Hong Kong charges alleged mastermind who sparked city’s largest financial probe in decades for conspiracy to defraud Convoy
- Roy Cho Kwai-chee, the alleged mastermind in Hong Kong’s largest financial investigation in decades, has been charged with conspiracy to defraud Convoy Global Holdings by the city’s anti-corruption investigator
Roy Cho Kwai-chee, the alleged mastermind in Hong Kong’s largest financial investigation in decades, has been charged with conspiracy to defraud Convoy Global Holdings by the city’s anti-corruption investigator.
Cho allegedly conspired to defraud Convoy and its affiliates, leading Hong Kong’s largest independent financial advisory firm to invest more than HK$89 million (US$11.3 million) in a company related to him, according to statements by the Securities and Futures Commission (SFC) and the Independent Commission Against Corruption (ICAC).
The charge is the culmination of a joint investigation since December 2017 by the two regulators in a HK$715 million (US$91 million) legal battle surrounding Hong Kong’s biggest financial scandal in decades.
The joint force’s first mission led to the arrest of four former executives of Convoy and its network companies, dubbed the Enigma Network by Hong Kong’s activist shareholder David Webb as a list of 50 stocks to avoid.
Cho, 55, acted as a de facto, or shadow, director of Convoy, exerting significant influence over Convoy’s operation directly or indirectly while he owned 50 per cent of the company, the ICAC said.
Explainer: Who’s who in the tangled web of the Convoy enigma
In April 2016, Cho introduced Convoy to a potential acquisition of True Surplus International Investment, in which he owned 55 per cent. True Surplus was engaged in investing assets and provided consultancy service. Its principal asset was its interest in two investment funds which required continuous capital commitment.
Five months later, Cho and other senior Convoy executives caused its subsidiary Convoy Collateral to buy True Surplus for more than HK$89 million, ICAC said.
Between April 1, 2016 and December 7, 2017, Cho had conspired with two other persons to defraud Hong Kong’s stock exchange as well as the directors, shareholders and investors of Convoy as he did not disclose his stake in Convoy and True Surplus, or his role in both companies, ICAC said.
A former vice-chairman of Town Health International Medical Group, Cho was mostly unreachable for more than a year. He re-emerged in March with a quarter-page advertisement in the Chinese language daily newspaper Sing Tao Daily.
“There are some people who use various reasons to try to contact myself or my family in what amounts to harassment,” Cho said in the advertisement, adding that he had engaged the law firm KCL & Partners to protect his reputation, and that he would take legal action to defend himself and his family.
The law firm did not respond to several requests by South China Morning Post to contact Cho.
Dressed in a black suit with a blue tie when he appeared at the Eastern Magistracy in Sai Wan Ho, Cho posted HK$200,000 in bail and faced a travel ban.

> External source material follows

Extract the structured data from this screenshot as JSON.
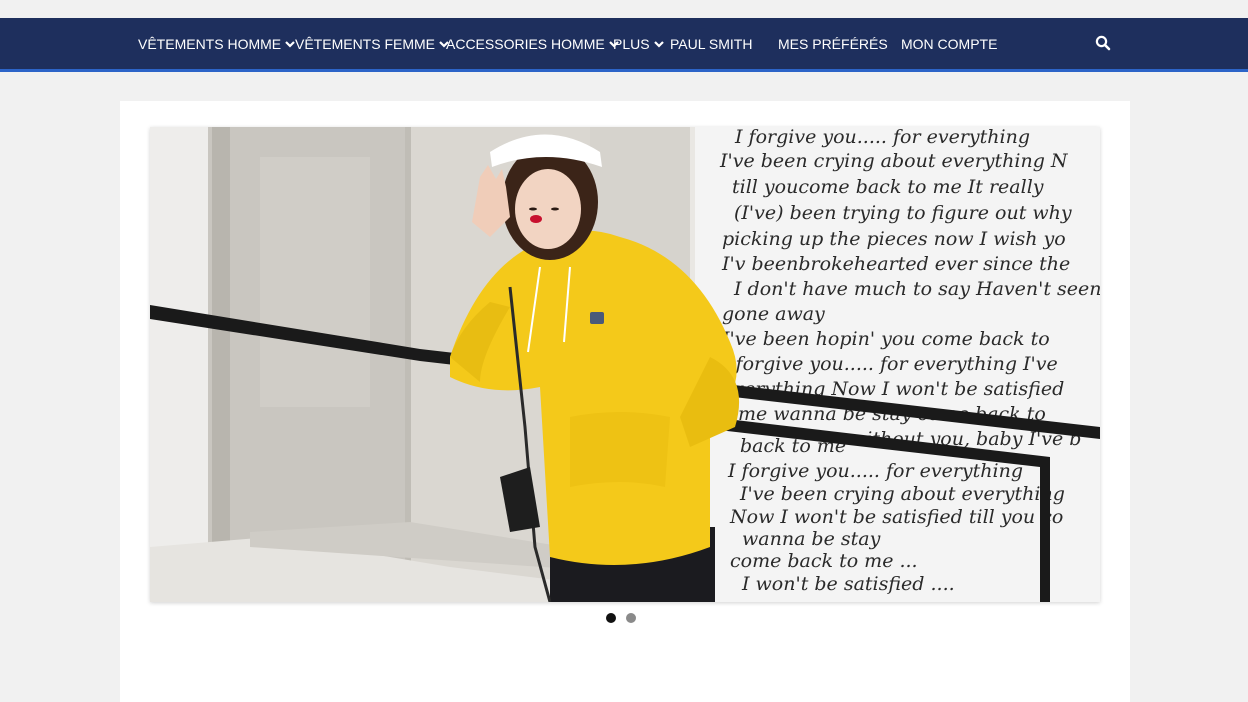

The court granted his appeal for a short trip to Australia to handle a migration application of his family, and imposed an additional HK$500,000 bond. The next hearing has been scheduled for July 24.
Trading in Convoy’s shares had been suspended in Hong Kong since December 2017, after the ICAC and the SFC initiated a joint action to investigate it for corruption and market misconduct. The agencies raided Convoy’s office in December 2017 and arrested four people, including Convoy’s former chairman Quincy Wong Lee-man. The company has since appointed a new team of senior managers.
Web of lawsuits involving Convoy to be heard in court together
Convoy’s senior officials, led by chairman Johnny Chen Chi-wang, have filed writs against Cho and other related parties involved in a complex network of companies for their role in the company’s HK$4.043 billion private placement in 2015.
In one of the writs, Convoy claims HK$715 million in compensation from Cho and 12 others – nine persons and three companies – for a series of transactions that had led to losses at Convoy Collateral.
Cho was dismissed from Convoy’s board last year after the company, the largest independent financial consultant in Hong Kong, could not contact him.